²Der Landesbeauftragte ist Beamter auf Zeit.
³Die Ernennung, Entlassung und Abberufung erfolgt durch den Präsidenten des Landtags.
(2) ¹Die Aufsicht durch den Landesbeauftragten erstreckt sich nicht auf
- Akten zu einer Sicherheitsüberprüfung, soweit die betroffenen Personen der Aufsicht schriftlich gegenüber dem Verantwortlichen widersprochen haben,
- personenbezogene Daten, die der Kontrolle durch die Kommission nach Art. 2 des Ausführungsgesetzes Art. 10-Gesetz unterliegen, es sei denn, die Kommission ersucht den Landesbeauftragten, die Aufsicht bei bestimmten Vorgängen und in bestimmten Bereichen wahrzunehmen; der Landesbeauftragte berichtet insoweit ausschließlich an die Kommission.

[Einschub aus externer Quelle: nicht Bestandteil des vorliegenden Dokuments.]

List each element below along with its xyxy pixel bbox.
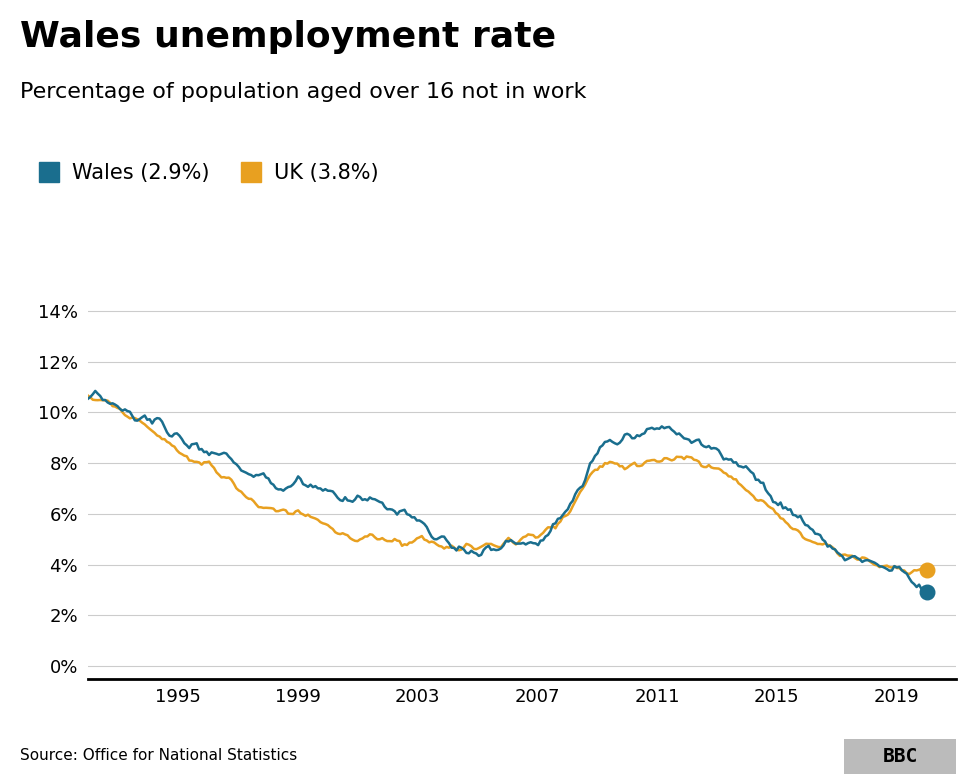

²Der Verantwortliche unterrichtet die betroffenen Personen in allgemeiner Form über ihr Widerspruchsrecht nach Satz 1 Nr. 1.
(3) Der Landtag oder die Staatsregierung können den Landesbeauftragten unbeschadet seiner Unabhängigkeit ersuchen, zu bestimmten Vorgängen aus seinem Aufgabenbereich Stellung zu nehmen.
(4) ¹Der Landesbeauftragte bedient sich einer Geschäftsstelle, die beim Landtag eingerichtet wird. ²Verwaltungsangelegenheiten der Geschäftsstelle werden vom Landtagsamt wahrgenommen, soweit sie nicht der Zuständigkeit des Landesbeauftragten unterliegen.